A critique of a great city

ATHENS, Greece — Consider this brief blog post a critique of one of the world’s great cities.

I am near Athens for the fourth time in my life and I have concluded something important about this city of about 3 million residents. I depart from the city’s airport in the morning, heading for my house near Dallas.

It isn’t very pretty.

I have had the pleasure of seeing some marvelous cities around the world. Nuremberg, London, Copenhagen, Taipei, Tokyo … to name just five. They’re all different. Yet they all celebrate their personalities by offering beautiful streets lined with homes that sparkle.

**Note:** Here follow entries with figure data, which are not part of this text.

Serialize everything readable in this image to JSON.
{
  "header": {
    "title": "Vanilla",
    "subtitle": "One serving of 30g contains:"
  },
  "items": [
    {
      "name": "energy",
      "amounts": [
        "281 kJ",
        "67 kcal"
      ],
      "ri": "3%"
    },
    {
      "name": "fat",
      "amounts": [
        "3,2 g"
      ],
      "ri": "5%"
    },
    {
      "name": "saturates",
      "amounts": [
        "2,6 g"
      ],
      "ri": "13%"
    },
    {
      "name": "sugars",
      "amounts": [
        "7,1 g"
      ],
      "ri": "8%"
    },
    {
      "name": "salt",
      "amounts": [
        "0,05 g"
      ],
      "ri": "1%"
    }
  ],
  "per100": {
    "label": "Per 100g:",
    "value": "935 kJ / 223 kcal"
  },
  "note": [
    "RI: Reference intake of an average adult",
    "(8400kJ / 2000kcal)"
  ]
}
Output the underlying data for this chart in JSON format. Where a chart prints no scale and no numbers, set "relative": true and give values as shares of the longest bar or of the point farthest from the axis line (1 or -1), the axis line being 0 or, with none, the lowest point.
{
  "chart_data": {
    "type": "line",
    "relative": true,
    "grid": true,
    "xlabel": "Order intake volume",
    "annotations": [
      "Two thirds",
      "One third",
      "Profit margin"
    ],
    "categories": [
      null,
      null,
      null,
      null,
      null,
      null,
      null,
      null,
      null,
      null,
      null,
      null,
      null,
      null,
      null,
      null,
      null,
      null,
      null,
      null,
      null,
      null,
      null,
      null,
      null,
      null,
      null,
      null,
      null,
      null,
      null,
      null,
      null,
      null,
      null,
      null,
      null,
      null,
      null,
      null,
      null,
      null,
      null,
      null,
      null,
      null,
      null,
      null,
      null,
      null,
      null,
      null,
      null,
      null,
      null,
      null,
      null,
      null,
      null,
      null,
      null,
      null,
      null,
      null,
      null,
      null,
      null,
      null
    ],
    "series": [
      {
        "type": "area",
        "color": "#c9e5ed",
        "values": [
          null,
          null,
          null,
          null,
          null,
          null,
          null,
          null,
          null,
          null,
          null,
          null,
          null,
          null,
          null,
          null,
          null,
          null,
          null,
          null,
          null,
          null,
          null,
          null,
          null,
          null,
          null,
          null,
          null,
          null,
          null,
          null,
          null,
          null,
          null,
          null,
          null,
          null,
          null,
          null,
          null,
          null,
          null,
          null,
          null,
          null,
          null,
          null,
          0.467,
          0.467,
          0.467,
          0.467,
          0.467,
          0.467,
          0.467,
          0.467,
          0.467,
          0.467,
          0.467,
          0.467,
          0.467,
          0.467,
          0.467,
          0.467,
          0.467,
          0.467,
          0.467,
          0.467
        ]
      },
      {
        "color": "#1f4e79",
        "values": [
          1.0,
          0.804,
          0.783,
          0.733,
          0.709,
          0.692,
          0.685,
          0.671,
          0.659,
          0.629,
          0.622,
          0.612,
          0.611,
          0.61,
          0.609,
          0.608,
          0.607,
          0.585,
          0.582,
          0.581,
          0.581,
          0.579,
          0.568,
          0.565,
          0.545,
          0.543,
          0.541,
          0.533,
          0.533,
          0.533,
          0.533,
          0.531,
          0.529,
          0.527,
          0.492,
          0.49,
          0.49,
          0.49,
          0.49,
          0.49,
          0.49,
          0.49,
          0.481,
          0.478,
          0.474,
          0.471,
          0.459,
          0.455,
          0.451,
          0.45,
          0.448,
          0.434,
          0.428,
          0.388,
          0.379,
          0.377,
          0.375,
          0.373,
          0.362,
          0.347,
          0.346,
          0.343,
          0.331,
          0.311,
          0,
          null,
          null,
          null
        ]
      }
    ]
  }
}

Athens? Hmm. It offers crowded streets, not a skyscraper to be seen anywhere … and sone of the best eatin’ one will find on this good Earth.

It also offers something else that lends to its personality: ancient antiquities. One can walk around virtually any street corner in central Athens and find a nearly 3,000-year-old ruin. I am not going to sell that quality short. The ruins are worth seeing and their age puts into huge perspective just how old sone civilizations are compared to what we have in the U.S.A.

I only wish that Athens could boast of a tree-lined boulevard. It they’re out there, I haven’t seen them.

All that said, I love coming here. Athens is the capital city of the country of my ancestors. When I walk among the horde of people, I feel as though I am among family members. They all look like me.